La preparazione era lunga e complessa e per giorni e giorni, da otto a quindici, dalle pire si alzava il fumo e la combustione, attentamente sorvegliata, a turno, dagli addetti e frenata da un equilibrato apporto di ossigeno, trasformava il legname in carbone e i rami piu’ sottili in carbonella. L’attenzione doveva essere massima, giorno e notte, perche’ la distrazione di un momento, una combustione troppo rapida, un calore eccessivo, potevano mandare in fumo e in cenere il lavoro di giorni e l’intero guadagno. A questo proposito credo che scrivero’ una specifica opinione, perche’ anche i piu’ giovani sappiano quanto poteva essere faticoso, fino a poche diecine d’anni fa, guadagnarsi l'esistenza.

Cammino da oltre cinque ore, la temperatura e’ giusta, grazie anche alle nuvole che ogni tanto si frappongono tra me e il sole.
La vista di un prato in lieve pendio mi rammenta che la colazione di quel mattino e’ un ricordo oramai sbiadito; e’ il momento di utilizzare le cime di ortica, la malva e la borragine raccolte sul sentiero senza neppure fermarmi.

Una lastra d' arenaria, messa in piano con piccoli altri frammenti, funge da sostegno per il mio mini fornello a gas Markill. E’ il piu’ piccolo tra i tanti in commercio e il piu’ leggero, grazie alla costruzione interamente in titanio, circa 40 grammi, e dimensioni pari a mezzo pacchetto di sigarette. Una vera piuma, molto solido pero’, il migliore nel suo genere, e, unito a una bombola non piu’ grande di un pompelmo, capace di portare a ebollizione un litro e mezzo d’acqua in pochi minuti.

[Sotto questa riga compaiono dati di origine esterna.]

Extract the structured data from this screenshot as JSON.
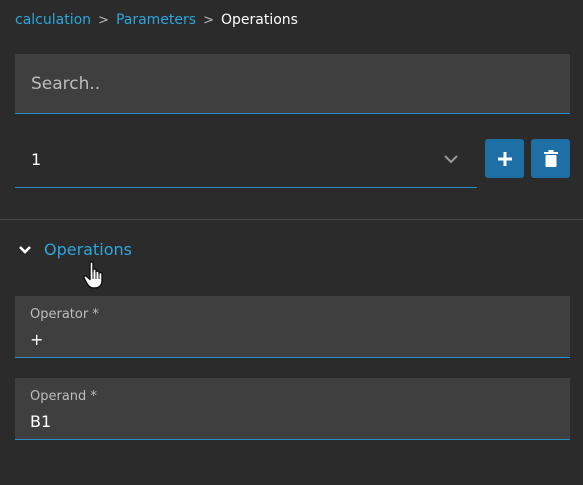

Sul fondo del pentolino metto d’olio d’oliva, poco, appena due cucchiai, aggiungo le foglie tagliate grossolanamente, lascio insaporire un minuto poi unisco due pugni di riso, rimescolo rapidamente fino a che non ha assorbito il liquido quindi bagno con un litro d’ acqua circa, correggo con mezzo dado bio dell’Alce Nero e lascio cuocere quindici minuti a fuoco basso, rimescolando ogni tanto.
Spengo quando il riso e’ ancora brodoso, seguendo il desiderio del momento ma avrei potuto “tirato” di piu’, magari con l’aggiunta di parmigiano grattugiato.

A qualcuno sembrera’ forse poca cosa ma per me non c’e’ nulla di piu’ piacevole che gustare con un cucchiaio pieghevole vecchio di quasi 50 anni un semplice riso cucinato con nulla, magari nel tegame stesso, immerso nella pace assoluta di un crinale boscoso, guardando il gioco delle nuvole, il volo degli uccelli o un gruppetto di formiche che s’affanna per trascinare nel nido un frammento del mio craker.

E’ proprio vero che a volte i piaceri piu’ veri della vita non costano nulla o quasi.
Basta sapere dove cercare e volerli trovare.